On est donc confronté à des stratégies bien différentes entre le fournisseur de contenu et le distributeur. Alors ?
Demain
Alors, à ce stade de l’analyse, nous voyons bien que toutes les pages ne sont pas encore écrites. Il semble qu’on arrive au bout d’un cycle. Pour le comprendre, il suffit de savoir qu’un nombre limité de produits/services ancillaires sont normés ATPCO alors que les compagnies en proposent des centaines sur leurs sites BtoC. De plus, hormis peut-être pour Travelport qui a développé une plateforme dédiée, ces ventes additionnelles ne sont pas simple à proposer via le canal GDS. Elles s’apparentent à « valiser » un deuxième billet via l’émission d’un EMD… Absurde ! Le dialogue GDS/IATA doit donc nécessairement continuer dans la perspective de pouvoir offrir le meilleur des 2 mondes : plus de richesse de l’offre sans que cela se fasse au dépend des outils de comparaison des agences.
Comparaison et richesse de contenu
La comparaison c’est justement le rôle de l’intermédiaire. Emmanuel Bourgeat, le directeur général de Travelport France explique (voir interview) : « Je pense que la norme NDC est une opportunité pour les agences de voyages. Devant une offre plus riche, les consommateurs vont avoir besoin de conseils. La distribution, par son expertise, pourra démontrer sa valeur ajoutée. Par contre elle a besoin de disposer des bons outils pour ne pas perdre en productivité tout en gagnant en qualité de prestation. » (voir interview).Toute la question est là : avoir les bons outils.
Interview Emmanuel Bourgeat, directeur général Travelport France
Lors de la présentation de la norme NDC au congrès de l’EDV à Lille, les GDS ont été interpellés. Après avoir interrogé Amadeus, c’est au tour de Travelport de nous donner son point de vue.
i-tourisme : Lors de la présentation de la norme NDC, Yannick Hoyles insistait sur la modernité du langage XML. Mais Travelport aussi maîtrise le XML. Quelle est votre analyse ?
Emmanuel Bourgeat : XML n’est qu’un moyen, pas une finalité. Donc NDC présente un moyen additionnel d’apporter une information plus riche au distributeur. C’est utile lorsque l’on vit du conseil vendu à ses Clients !

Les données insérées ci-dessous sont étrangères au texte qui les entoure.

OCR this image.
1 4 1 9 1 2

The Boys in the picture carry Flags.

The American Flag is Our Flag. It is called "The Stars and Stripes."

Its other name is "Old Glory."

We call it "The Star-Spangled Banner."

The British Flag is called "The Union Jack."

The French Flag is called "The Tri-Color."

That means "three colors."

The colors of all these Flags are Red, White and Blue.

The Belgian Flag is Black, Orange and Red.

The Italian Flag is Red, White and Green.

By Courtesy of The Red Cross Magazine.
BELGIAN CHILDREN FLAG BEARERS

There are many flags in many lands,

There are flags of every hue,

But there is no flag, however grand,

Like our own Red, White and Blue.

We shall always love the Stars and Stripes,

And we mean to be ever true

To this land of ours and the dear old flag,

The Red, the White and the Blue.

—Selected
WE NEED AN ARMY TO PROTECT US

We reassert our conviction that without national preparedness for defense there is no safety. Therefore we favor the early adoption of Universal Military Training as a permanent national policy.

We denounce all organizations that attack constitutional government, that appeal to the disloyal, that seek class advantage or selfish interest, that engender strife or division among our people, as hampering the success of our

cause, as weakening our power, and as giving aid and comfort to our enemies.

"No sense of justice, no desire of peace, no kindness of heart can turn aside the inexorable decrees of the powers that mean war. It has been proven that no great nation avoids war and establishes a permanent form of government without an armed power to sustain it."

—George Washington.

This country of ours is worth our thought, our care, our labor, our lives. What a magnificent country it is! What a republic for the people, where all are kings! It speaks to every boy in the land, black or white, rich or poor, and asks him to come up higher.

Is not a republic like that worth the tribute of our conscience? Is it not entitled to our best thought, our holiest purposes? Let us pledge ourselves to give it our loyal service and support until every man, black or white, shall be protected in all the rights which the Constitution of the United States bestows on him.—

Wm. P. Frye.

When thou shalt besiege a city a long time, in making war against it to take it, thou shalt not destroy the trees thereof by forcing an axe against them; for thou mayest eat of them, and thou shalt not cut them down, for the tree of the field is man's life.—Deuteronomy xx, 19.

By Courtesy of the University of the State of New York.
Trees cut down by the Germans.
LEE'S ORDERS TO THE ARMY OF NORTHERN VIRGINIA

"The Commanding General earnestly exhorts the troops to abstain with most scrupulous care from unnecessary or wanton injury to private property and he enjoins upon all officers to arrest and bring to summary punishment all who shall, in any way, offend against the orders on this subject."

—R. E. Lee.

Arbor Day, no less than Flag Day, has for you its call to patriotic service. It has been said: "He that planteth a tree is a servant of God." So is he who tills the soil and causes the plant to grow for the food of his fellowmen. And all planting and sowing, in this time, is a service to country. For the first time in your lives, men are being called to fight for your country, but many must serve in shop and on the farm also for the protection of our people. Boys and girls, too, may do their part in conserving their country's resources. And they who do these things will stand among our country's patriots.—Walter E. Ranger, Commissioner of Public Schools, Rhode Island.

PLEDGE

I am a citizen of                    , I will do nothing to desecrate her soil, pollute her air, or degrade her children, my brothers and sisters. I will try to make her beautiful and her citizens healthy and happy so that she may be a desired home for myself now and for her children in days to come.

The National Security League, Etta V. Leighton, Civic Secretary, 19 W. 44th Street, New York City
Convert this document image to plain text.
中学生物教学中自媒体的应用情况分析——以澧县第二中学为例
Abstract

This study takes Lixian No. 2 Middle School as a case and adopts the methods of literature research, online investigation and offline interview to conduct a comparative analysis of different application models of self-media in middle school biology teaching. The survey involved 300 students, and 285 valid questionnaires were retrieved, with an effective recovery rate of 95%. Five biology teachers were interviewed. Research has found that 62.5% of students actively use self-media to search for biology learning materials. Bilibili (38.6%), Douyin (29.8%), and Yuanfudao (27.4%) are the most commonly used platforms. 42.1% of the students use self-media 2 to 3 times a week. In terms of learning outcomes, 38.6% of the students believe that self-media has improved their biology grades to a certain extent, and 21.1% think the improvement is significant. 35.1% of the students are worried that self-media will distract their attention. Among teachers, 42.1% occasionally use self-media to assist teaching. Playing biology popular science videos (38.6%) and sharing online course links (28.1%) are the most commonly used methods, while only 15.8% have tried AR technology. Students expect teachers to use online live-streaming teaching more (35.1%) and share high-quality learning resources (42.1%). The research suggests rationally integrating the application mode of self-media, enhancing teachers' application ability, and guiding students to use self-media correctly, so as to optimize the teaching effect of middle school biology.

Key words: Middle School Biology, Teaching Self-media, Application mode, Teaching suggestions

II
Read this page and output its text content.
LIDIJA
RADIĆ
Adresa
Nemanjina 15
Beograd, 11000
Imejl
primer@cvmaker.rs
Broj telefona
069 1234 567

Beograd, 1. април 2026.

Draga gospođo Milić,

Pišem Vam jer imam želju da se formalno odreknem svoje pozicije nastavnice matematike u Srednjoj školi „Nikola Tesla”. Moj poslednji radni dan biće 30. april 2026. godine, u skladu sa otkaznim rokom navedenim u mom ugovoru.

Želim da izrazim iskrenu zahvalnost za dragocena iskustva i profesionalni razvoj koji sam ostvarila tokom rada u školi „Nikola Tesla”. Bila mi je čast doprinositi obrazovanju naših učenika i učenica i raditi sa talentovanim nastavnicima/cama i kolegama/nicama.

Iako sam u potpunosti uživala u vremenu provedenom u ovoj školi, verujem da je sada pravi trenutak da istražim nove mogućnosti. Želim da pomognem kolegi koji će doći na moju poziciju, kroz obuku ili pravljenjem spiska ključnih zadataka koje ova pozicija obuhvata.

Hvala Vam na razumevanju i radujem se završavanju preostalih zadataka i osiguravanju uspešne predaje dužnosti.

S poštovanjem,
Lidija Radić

i-tourisme : OK, mais justement quelle est la réponse de Travelport ?
Emmanuel Bourgeat : Nous n’avons pas attendu l’initiative NDC pour répondre aux attentes des compagnies, des agences et de la limitation imposées par les normes APTCO. Nous avions anticipé cette évolution et nous avons massivement investi depuis 5 ans dans l’architecture de cette nouvelle plateforme. Nous considérons chez Travelport, depuis plus de 5 ans, que notre métier se rapproche plus de celui d’agrégateur de contenus que de GDS. Nous offrons la possibilité aux compagnies de se distribuer sur notre plateforme avec la même richesse d’information que sur leur site B2C et nous replaçons l’agent de voyages au centre de l’information, tout cela dans un environnement garant de sa productivité ! Ce que nous avons réalisé est sans équivalent aucun chez nos Confrères !
i-tourisme : Avec quel résultat ?
Emmanuel Bourgeat : La plateforme est plébiscitée avec plus de 249 compagnies aériennes participantes et « live », dont celles du groupe Air France et toutes les majeures de notre marché. Cerise sur le gâteau, les informations décrivant les tarifs packagés des compagnies sont publiées en français par plus d’une vingtaine de compagnies. Plus besoins de rechercher une information en anglais dans les profundis des notes tarifaires…
i-tourisme : Vous parliez d’évolution. NDC a servi d’aiguillons ?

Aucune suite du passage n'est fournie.